Towards the end of the project, I became very interested (slightly obsessed) with reproducible Research especially in the "computational sciences". I firmly believe in the Manifesto here. Writing a GUI doesn't really fit this manifesto: what the GUI is doing is too opaque, and documenting exactly the steps used and settings chosen is too hard. Working in a Jupyter notebook does fit the bill: the code is there to see, you can add prose and Mathematical discussion in situ, and the whole notebook can be re-run by an interested party.

It strikes me (although I am an outsider looking in) that the "harder" sciences (e.g. computational astronomy) are much further along in this than the social science area I was working in. I did become somewhat discouraged by reading all too many papers which made strong claims about e.g. the performance of algorithms, but for which code and data were simply not available (even through asking the authors). In my bleaker moments, I do wonder in what sense this is "science" as the claims being made simply cannot be (easily, or perhaps even with a large amount of work) reproduced by other researchers (nevermind end users).

The future

I am now working again as a Pure Mathematician, and while I remain very interested in software development, I have little enough time for my mathematics research. The PI of the project I worked on is on extended leave from his position, and so the project is somewhat moribund. However, I remain interested, and would welcome collaboration (taking account of my time commitments).

Outputs

I wrote 3 academic papers, though all remain currently unpublished (see comments above re: lack of time):

  • Self-excited point process models of crime. A mathematical explanation of the algorithms which (are believed) to underpin the PredPol system, together with some case studies on openly available crime data.
  • Open crime data which provides some standardised Python code to work with some openly available crime data, together with algorithms to randomly modify the data to provide more realistic data.
  • Prediction scoring. Some attempt to offer different ways to assess the quality of short term spatial predictions of crime: trying to move beyond the "hit rate".
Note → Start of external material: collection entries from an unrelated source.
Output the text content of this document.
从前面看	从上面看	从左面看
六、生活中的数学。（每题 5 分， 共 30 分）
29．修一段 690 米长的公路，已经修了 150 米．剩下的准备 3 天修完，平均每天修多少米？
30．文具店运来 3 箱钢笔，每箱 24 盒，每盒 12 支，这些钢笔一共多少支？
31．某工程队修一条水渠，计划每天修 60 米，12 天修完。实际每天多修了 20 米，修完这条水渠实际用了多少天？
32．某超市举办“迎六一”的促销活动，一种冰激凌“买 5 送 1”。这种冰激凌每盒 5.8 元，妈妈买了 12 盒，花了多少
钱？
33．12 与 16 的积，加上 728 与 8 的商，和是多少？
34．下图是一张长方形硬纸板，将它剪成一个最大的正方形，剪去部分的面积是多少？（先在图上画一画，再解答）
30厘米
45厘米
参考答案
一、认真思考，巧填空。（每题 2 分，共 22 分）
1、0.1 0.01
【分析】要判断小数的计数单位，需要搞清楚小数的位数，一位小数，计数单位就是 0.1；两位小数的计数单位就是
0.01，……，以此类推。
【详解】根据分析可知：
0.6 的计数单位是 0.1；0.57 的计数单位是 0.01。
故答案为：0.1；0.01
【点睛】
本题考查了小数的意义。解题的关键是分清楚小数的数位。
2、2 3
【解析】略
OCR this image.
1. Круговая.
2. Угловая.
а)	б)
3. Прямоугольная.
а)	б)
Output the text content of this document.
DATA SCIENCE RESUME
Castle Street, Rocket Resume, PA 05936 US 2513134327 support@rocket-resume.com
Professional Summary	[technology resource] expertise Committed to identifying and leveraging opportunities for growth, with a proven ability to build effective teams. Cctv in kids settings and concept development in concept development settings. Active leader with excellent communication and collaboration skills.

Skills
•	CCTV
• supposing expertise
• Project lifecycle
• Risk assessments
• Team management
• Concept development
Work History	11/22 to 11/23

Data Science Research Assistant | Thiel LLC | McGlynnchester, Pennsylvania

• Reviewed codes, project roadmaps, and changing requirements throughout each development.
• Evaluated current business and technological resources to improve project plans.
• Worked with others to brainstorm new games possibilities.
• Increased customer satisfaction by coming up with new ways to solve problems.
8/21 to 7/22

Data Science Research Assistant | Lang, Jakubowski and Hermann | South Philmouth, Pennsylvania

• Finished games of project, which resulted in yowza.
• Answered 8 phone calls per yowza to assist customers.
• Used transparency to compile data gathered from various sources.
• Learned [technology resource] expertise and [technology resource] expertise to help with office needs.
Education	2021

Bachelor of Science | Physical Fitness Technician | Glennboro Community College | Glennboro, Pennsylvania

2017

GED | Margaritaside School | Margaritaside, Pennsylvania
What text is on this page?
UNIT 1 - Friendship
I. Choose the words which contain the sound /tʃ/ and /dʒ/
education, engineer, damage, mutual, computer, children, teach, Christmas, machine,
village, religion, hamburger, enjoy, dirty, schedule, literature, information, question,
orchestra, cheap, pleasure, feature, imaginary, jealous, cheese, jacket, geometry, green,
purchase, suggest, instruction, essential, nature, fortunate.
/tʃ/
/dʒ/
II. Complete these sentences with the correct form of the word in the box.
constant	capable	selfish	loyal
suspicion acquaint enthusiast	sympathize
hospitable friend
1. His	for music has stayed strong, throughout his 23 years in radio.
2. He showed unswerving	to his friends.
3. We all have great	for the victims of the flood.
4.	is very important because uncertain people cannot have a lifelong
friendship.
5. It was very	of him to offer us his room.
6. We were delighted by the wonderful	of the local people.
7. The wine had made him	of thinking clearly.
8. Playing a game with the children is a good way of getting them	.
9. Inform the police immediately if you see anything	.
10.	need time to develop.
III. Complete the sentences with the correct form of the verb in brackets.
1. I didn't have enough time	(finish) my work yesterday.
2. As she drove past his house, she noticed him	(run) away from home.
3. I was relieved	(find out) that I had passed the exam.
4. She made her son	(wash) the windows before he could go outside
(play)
I gave a talk on the "Prediction scoring" work, together with an introduction to Predictive Policing, and some polemics about reproducible research: Talk to Leeds Institute For Data Science.

Software

Some software, in order of quality.

  • TileMapBase.
    Uses OpenStreetMap tiles, or other tile servers, to produce "basemaps" for use with matplotlib. Uses a SQLite database to cache the tiles, so you can experiment with map production without re-downloading the same tiles. Supports Open Data tiles from the UK Ordnance Survey.

    For bugs, open an issue on GitHub, and I will endeavour to fix.

    The aim was to produce something offering something like Leaflet but designed for off-line work, to produce high-quality figures for inclusion in documents, for example.

  • PDFImage. A simple, pure python library, for reading the raw contents of PDF files and writing PDF files composed of images, e.g. from scanned images. Supports PNG images natively, and JBIG2 black and white compression with an external program. I use for programmatically producing high-quality PDF files from hand-written scans etc.
  • TileWindow. Uses tkinter to display large or infinite images built out of tiles. Originally designed for use with the Python GUI I built (as above) to visualise crime events on top of a basemap, though this functionality was never added to the GUI. Works, but is not complete.

Pastimes

Back when I was (temporarily) losing interest in Mathematics and coding more, I spent some time:

  • Solving Project Euler problems. A lot of fun for a Mathematician interested in programming. But a time sink, and I haven't looked at these for some time.
    Project Euler profile
  • Some Google Code Jam solutions on GitHub; I was too slow in 2015; and didn’t compete beyond the prelim round in 2017. A lot of fun, but to be competitive, I at least need some practice, and I just don't have the time (and often the competition times clash with "real-life").